The focal element in my initial red room, psychological landscape was the ornamental Angostura rum bottle from Trinidad. The implication is that something/ someone can be many things at once, there are multiple perspectives and all are valid. To West Indians this was an innocuous item that we all had in our bars and sideboards at home. It is a representation of a drummer for a troupe of Limbo dancers that originates in Trinidad. This in North American society is akin to a sambo or mammy figure and has more negative connotations. The main point is that it is not culturally specific, the interpretation can be universal and personalized. This item cannot be easily categorized, It does not fit neatly into a box, and it spills out over the edges. It exists in the in-between, in the shift space. I tend to use objects that function in this way for this reason; dolls, ornaments, medical procedure mannequins, wig stands,
historical and religious artifacts and toys that are imbued with social significance and /or meaning.
The Specimens from Local Ephemera were at first realized as installation and sculpture. Sometimes limitation leads to more creativity and after the first installation work, I started to ‘draw’ further elements of the installations
and sculptures that I wanted to make but I did not have the means at the time. I had to manifest them in some form. This developed into the idea of my action figure travelling to Local Ephemera to make field drawings of the specimens she finds there. I was able to incorporate the familiar language of blue prints and technical drawing that I had learned in high school, where we drew screw threads, bolts and machine parts in Orthographic Projection.

My action figure was initially a conduit to this ‘New World’ as well as a way of re-engaging the sensual in art, life and popular culture. She uniquely evolved into the phy
sical manifestation of my art process and quickly became a timeless representation of the Conqueror/ Capitalist/ Player. She uses her Sensation Code, a map legend of sorts that consists of nail-polish chips to navigate to and through Local Ephemera as well as the Daily Word, an evangelical Christian publication that features daily spiritual directives and inspirational Bible quotes and lends the appropriate ‘missionary’s zeal’ to her expedition. I manipulate the idyllic stock photography that appears on the covers of the Daily Word in the collaged tiara shaped borders of the drawings.

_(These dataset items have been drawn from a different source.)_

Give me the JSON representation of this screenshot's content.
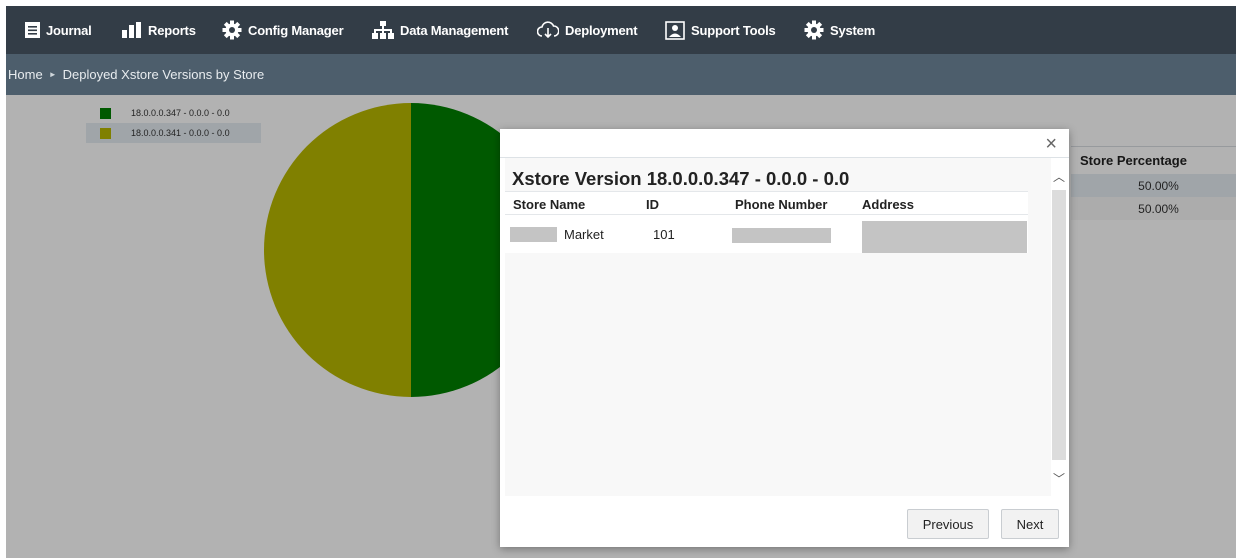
{
  "nav": {
    "items": [
      {
        "label": "Journal",
        "icon": "journal-icon"
      },
      {
        "label": "Reports",
        "icon": "bar-chart-icon"
      },
      {
        "label": "Config Manager",
        "icon": "gear-icon"
      },
      {
        "label": "Data Management",
        "icon": "hierarchy-icon"
      },
      {
        "label": "Deployment",
        "icon": "cloud-download-icon"
      },
      {
        "label": "Support Tools",
        "icon": "support-icon"
      },
      {
        "label": "System",
        "icon": "gear-icon"
      }
    ]
  },
  "breadcrumb": {
    "home": "Home",
    "current": "Deployed Xstore Versions by Store"
  },
  "chart_data": {
    "type": "pie",
    "categories": [
      "18.0.0.0.347 - 0.0.0 - 0.0",
      "18.0.0.0.341 - 0.0.0 - 0.0"
    ],
    "values": [
      50,
      50
    ],
    "colors": [
      "#008000",
      "#b8b800"
    ],
    "legend_position": "top-left"
  },
  "legend": {
    "items": [
      "18.0.0.0.347 - 0.0.0 - 0.0",
      "18.0.0.0.341 - 0.0.0 - 0.0"
    ]
  },
  "percentage_table": {
    "header": "Store Percentage",
    "rows": [
      "50.00%",
      "50.00%"
    ]
  },
  "modal": {
    "close": "×",
    "title": "Xstore Version 18.0.0.0.347 - 0.0.0 - 0.0",
    "columns": [
      "Store Name",
      "ID",
      "Phone Number",
      "Address"
    ],
    "rows": [
      {
        "store_name": "Market",
        "id": "101",
        "phone": "",
        "address": ""
      }
    ],
    "previous_label": "Previous",
    "next_label": "Next"
  }
}
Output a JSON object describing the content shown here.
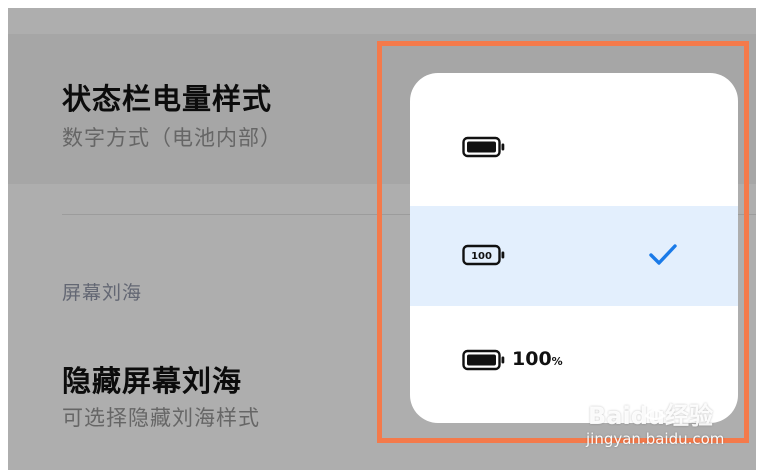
{
  "settings": {
    "battery_style": {
      "title": "状态栏电量样式",
      "subtitle": "数字方式（电池内部）"
    },
    "section_notch": "屏幕刘海",
    "hide_notch": {
      "title": "隐藏屏幕刘海",
      "subtitle": "可选择隐藏刘海样式"
    }
  },
  "popup": {
    "options": [
      {
        "icon": "battery-plain-icon",
        "selected": false
      },
      {
        "icon": "battery-number-inside-icon",
        "inside_text": "100",
        "selected": true
      },
      {
        "icon": "battery-number-outside-icon",
        "value": "100",
        "unit": "%",
        "selected": false
      }
    ]
  },
  "colors": {
    "highlight_frame": "#f47a4b",
    "selected_background": "#e3effd",
    "check_accent": "#1a7ae8"
  },
  "watermark": {
    "logo": "Baidu经验",
    "url": "jingyan.baidu.com"
  }
}
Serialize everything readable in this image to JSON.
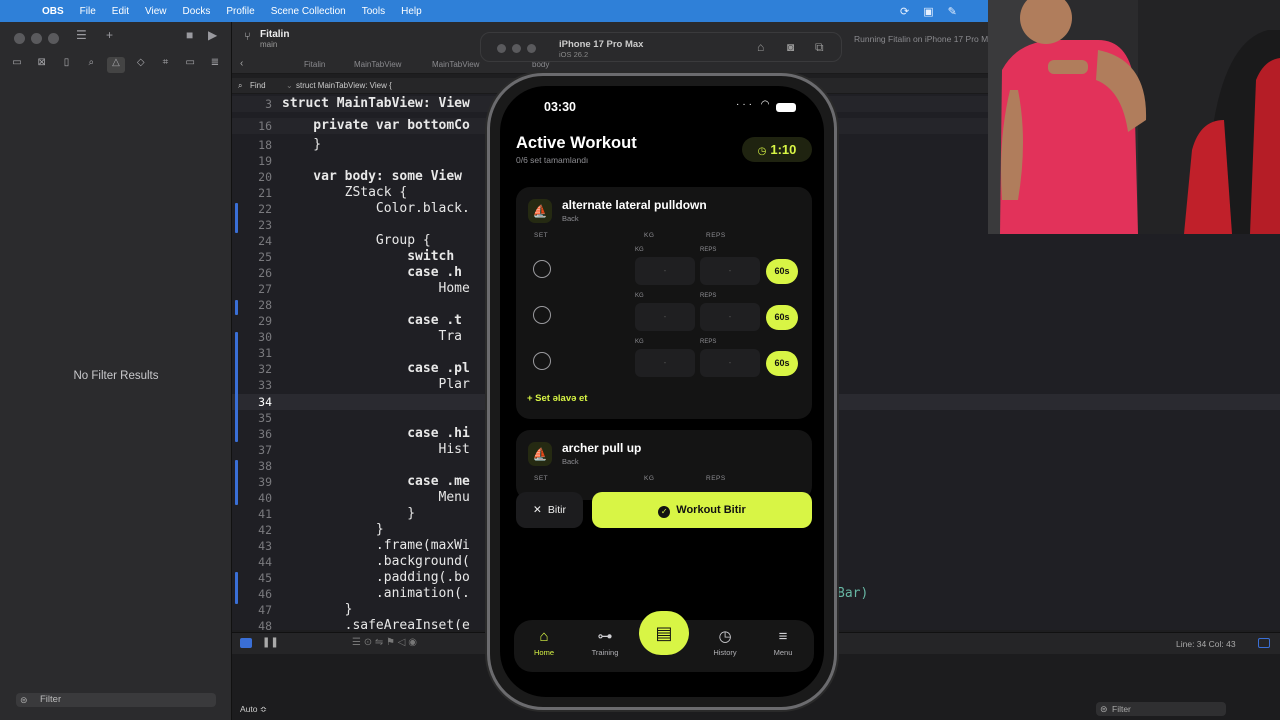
{
  "menubar": {
    "app": "OBS",
    "items": [
      "File",
      "Edit",
      "View",
      "Docks",
      "Profile",
      "Scene Collection",
      "Tools",
      "Help"
    ]
  },
  "xcode": {
    "scheme_title": "Fitalin",
    "scheme_branch": "main",
    "running_status": "Running Fitalin on iPhone 17 Pro Max",
    "jump_bar": [
      "Fitalin",
      "MainTabView",
      "MainTabView",
      "body"
    ],
    "find_label": "Find",
    "find_context": "struct MainTabView: View {",
    "sidebar_empty": "No Filter Results",
    "sidebar_filter": "Filter",
    "console_mode": "Auto ≎",
    "console_filter": "Filter",
    "cursor_position": "Line: 34  Col: 43",
    "lines": [
      {
        "n": "3",
        "code": "struct MainTabView: View"
      },
      {
        "n": "16",
        "code": "    private var bottomCo"
      },
      {
        "n": "18",
        "code": "    }"
      },
      {
        "n": "19",
        "code": ""
      },
      {
        "n": "20",
        "code": "    var body: some View"
      },
      {
        "n": "21",
        "code": "        ZStack {"
      },
      {
        "n": "22",
        "code": "            Color.black."
      },
      {
        "n": "23",
        "code": ""
      },
      {
        "n": "24",
        "code": "            Group {"
      },
      {
        "n": "25",
        "code": "                switch"
      },
      {
        "n": "26",
        "code": "                case .h"
      },
      {
        "n": "27",
        "code": "                    Home"
      },
      {
        "n": "28",
        "code": ""
      },
      {
        "n": "29",
        "code": "                case .t"
      },
      {
        "n": "30",
        "code": "                    Tra"
      },
      {
        "n": "31",
        "code": ""
      },
      {
        "n": "32",
        "code": "                case .pl"
      },
      {
        "n": "33",
        "code": "                    Plar"
      },
      {
        "n": "34",
        "code": ""
      },
      {
        "n": "35",
        "code": ""
      },
      {
        "n": "36",
        "code": "                case .hi"
      },
      {
        "n": "37",
        "code": "                    Hist"
      },
      {
        "n": "38",
        "code": ""
      },
      {
        "n": "39",
        "code": "                case .me"
      },
      {
        "n": "40",
        "code": "                    Menu"
      },
      {
        "n": "41",
        "code": "                }"
      },
      {
        "n": "42",
        "code": "            }"
      },
      {
        "n": "43",
        "code": "            .frame(maxWi"
      },
      {
        "n": "44",
        "code": "            .background("
      },
      {
        "n": "45",
        "code": "            .padding(.bo"
      },
      {
        "n": "46",
        "code": "            .animation(."
      },
      {
        "n": "47",
        "code": "        }"
      },
      {
        "n": "48",
        "code": "        .safeAreaInset(e"
      }
    ],
    "code_tail_46": "Bar)"
  },
  "simulator": {
    "device": "iPhone 17 Pro Max",
    "os": "iOS 26.2"
  },
  "app": {
    "status_time": "03:30",
    "title": "Active Workout",
    "subtitle": "0/6 set tamamlandı",
    "timer": "1:10",
    "col_set": "SET",
    "col_kg": "KG",
    "col_reps": "REPS",
    "exercises": [
      {
        "name": "alternate lateral pulldown",
        "muscle": "Back",
        "sets": [
          {
            "rest": "60s"
          },
          {
            "rest": "60s"
          },
          {
            "rest": "60s"
          }
        ]
      },
      {
        "name": "archer pull up",
        "muscle": "Back"
      }
    ],
    "add_set": "+ Set əlavə et",
    "cancel_button": "Bitir",
    "finish_button": "Workout Bitir",
    "tabs": [
      {
        "label": "Home",
        "icon": "home-icon",
        "active": true
      },
      {
        "label": "Training",
        "icon": "dumbbell-icon"
      },
      {
        "label": "History",
        "icon": "history-icon"
      },
      {
        "label": "Menu",
        "icon": "menu-icon"
      }
    ]
  },
  "colors": {
    "accent": "#d8f545",
    "menubar": "#2f80d8",
    "keyword": "#ff7ab2"
  }
}
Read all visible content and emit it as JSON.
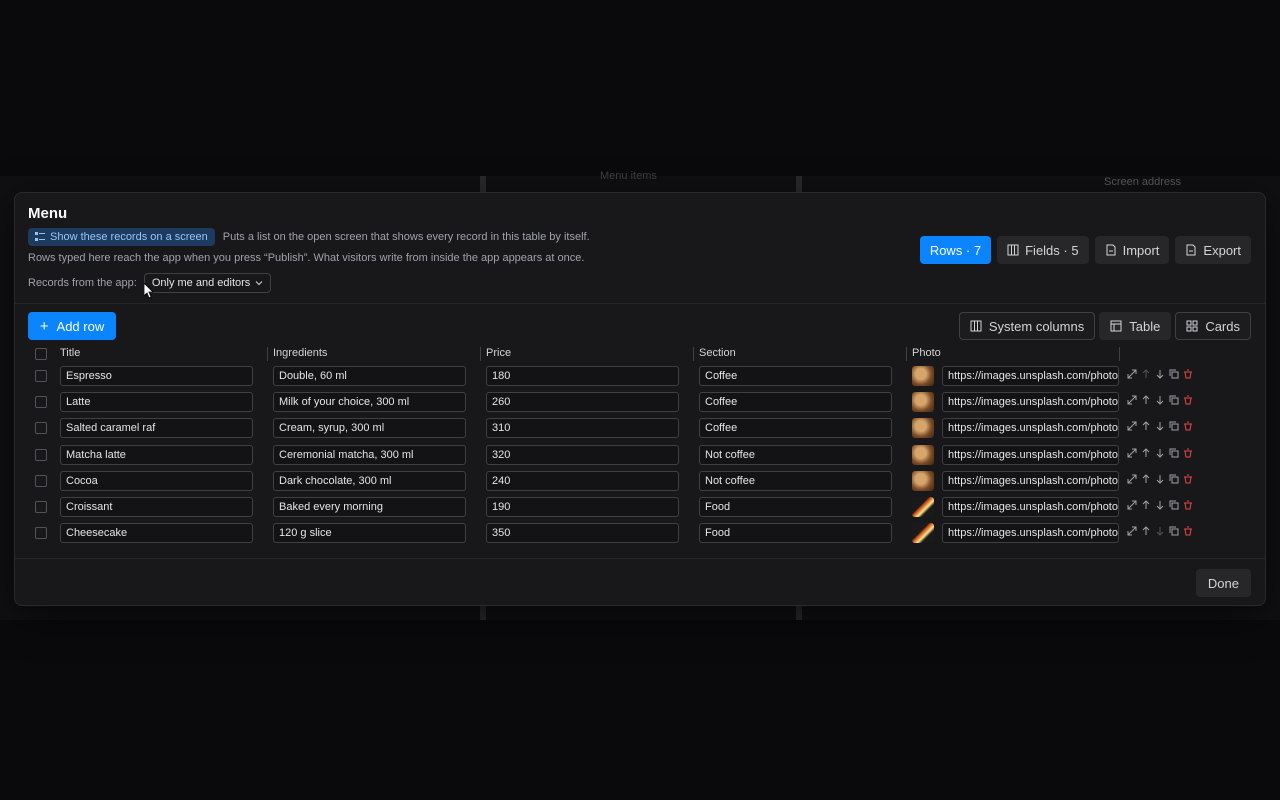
{
  "background": {
    "screen_address": "Screen address",
    "header_fragment": "Menu items"
  },
  "dialog": {
    "title": "Menu",
    "show_records_button": "Show these records on a screen",
    "show_records_note": "Puts a list on the open screen that shows every record in this table by itself.",
    "publish_note": "Rows typed here reach the app when you press “Publish”. What visitors write from inside the app appears at once.",
    "records_label": "Records from the app:",
    "records_value": "Only me and editors",
    "tabs": [
      {
        "label": "Rows · 7",
        "icon": "rows-icon",
        "active": true
      },
      {
        "label": "Fields · 5",
        "icon": "columns-icon",
        "active": false
      },
      {
        "label": "Import",
        "icon": "file-import-icon",
        "active": false
      },
      {
        "label": "Export",
        "icon": "file-export-icon",
        "active": false
      }
    ],
    "add_row": "Add row",
    "views": [
      {
        "label": "System columns",
        "icon": "columns-icon"
      },
      {
        "label": "Table",
        "icon": "table-icon"
      },
      {
        "label": "Cards",
        "icon": "grid-icon"
      }
    ],
    "columns": [
      "Title",
      "Ingredients",
      "Price",
      "Section",
      "Photo"
    ],
    "rows": [
      {
        "title": "Espresso",
        "ingredients": "Double, 60 ml",
        "price": "180",
        "section": "Coffee",
        "photo_url": "https://images.unsplash.com/photo",
        "thumb": "coffee"
      },
      {
        "title": "Latte",
        "ingredients": "Milk of your choice, 300 ml",
        "price": "260",
        "section": "Coffee",
        "photo_url": "https://images.unsplash.com/photo",
        "thumb": "coffee"
      },
      {
        "title": "Salted caramel raf",
        "ingredients": "Cream, syrup, 300 ml",
        "price": "310",
        "section": "Coffee",
        "photo_url": "https://images.unsplash.com/photo",
        "thumb": "coffee"
      },
      {
        "title": "Matcha latte",
        "ingredients": "Ceremonial matcha, 300 ml",
        "price": "320",
        "section": "Not coffee",
        "photo_url": "https://images.unsplash.com/photo",
        "thumb": "coffee"
      },
      {
        "title": "Cocoa",
        "ingredients": "Dark chocolate, 300 ml",
        "price": "240",
        "section": "Not coffee",
        "photo_url": "https://images.unsplash.com/photo",
        "thumb": "coffee"
      },
      {
        "title": "Croissant",
        "ingredients": "Baked every morning",
        "price": "190",
        "section": "Food",
        "photo_url": "https://images.unsplash.com/photo",
        "thumb": "food"
      },
      {
        "title": "Cheesecake",
        "ingredients": "120 g slice",
        "price": "350",
        "section": "Food",
        "photo_url": "https://images.unsplash.com/photo",
        "thumb": "food"
      }
    ],
    "done": "Done",
    "accent": "#0a84ff",
    "delete_color": "#ef4444"
  }
}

In Specimens from L.E Disney’s Tarzan action figure is suspended in the ooze, part of the ooze, physically manifesting a colonial dialogue. In Specimen from L.E: Circular Pitch yet another element enters this physical dialogue, a contemporary gel toy. A topsy-turvy doll in Rolling Locking Devices, Specimen from L.E: Resistance with Black Ooze etc., presented an effective/affective way in which my action figure as ‘Conqueror’ could interact with the natives of Local Ephemera. The conqueror always finds a way to interact, seduce, manipulate, use, abuse, destroy, discard and disregard. History dissolves, evaporates and reconstitutes constantly and all at once, making our 21st century conundrum and the postcolonial predicament as well as the colonial lethargy immediate and ephemeral, distant and perpetual.